Fourth, the Reid legislation (or any other “Health Care Reform” bill which forces individuals to buy insurance) is a direct violation of the Tenth Amendement to the Constitution which explicitly declares “All rights not delegated to the Federal Government are expressly reserved for the states or the people.”  As the individual states did not give the Federal Government their consent to cede their power over their health care systems, the Federal Government via Harry Reid, Nancy Pelosi and Barack Hussein Obama are violating every American’s Tenth Amendment rights. (Impeachable offense, anyone?)

Fifth, Section 3403 on p. 100 of the Reid bill states “...it shall not be in order in the Senate or the House of Representatives to consider any bill, resolution, amendment or conference report that would repeal or otherwise change this subsection.” In other words, if President Barack Obama signs this measure into law, no future Senate or House will be able to change a single word of Section 3403, regardless whether future Americans or their representatives in Congress wish otherwise.”  As Illinois’ own Senator Dick Durbin said on Fox News Sunday Morning, no Congress can bind another Congress to action, it’s un-Constitutional.

Sixth, again in Section 3403 the goal of the legislation is to "reduce the per capita rate of growth in Medicare spending" - the regulatory power that effectively establishes the IMAB as the ultimate arbiter of the cost, quality and quantity of health care to be made available to the American people.

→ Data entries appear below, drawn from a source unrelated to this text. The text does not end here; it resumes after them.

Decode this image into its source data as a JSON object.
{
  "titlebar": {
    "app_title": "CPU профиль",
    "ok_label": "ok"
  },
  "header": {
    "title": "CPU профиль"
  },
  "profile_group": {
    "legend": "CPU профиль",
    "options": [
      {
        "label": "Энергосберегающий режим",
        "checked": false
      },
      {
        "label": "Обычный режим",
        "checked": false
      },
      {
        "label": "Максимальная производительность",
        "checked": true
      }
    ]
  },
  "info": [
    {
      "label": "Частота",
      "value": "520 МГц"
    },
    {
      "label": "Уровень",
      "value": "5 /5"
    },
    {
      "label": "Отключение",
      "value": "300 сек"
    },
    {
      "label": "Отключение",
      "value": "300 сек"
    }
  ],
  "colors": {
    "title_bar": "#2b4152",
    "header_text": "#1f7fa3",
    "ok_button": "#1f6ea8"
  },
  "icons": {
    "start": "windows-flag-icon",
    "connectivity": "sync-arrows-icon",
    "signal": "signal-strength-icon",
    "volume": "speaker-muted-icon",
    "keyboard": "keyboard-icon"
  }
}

These are the “Death Panels” that Sarah Palin referred to.  As we all know, the Reid bill strips $500,000,000 (that’s five hundred billion) from Medicare, so let’s all hope and pray that Grandma and Grandpa don’t get sick. 

So take heart my friends. While ObamaCare will pass the House and Senate and Obama may sign it, the chances of it surviving the six legal challenges I’ve outlined above are somewhere between slim  and none (and Slim just left the building.) 

The Democrats are committing political suicide here.  Just give them a little more rope and a little more time.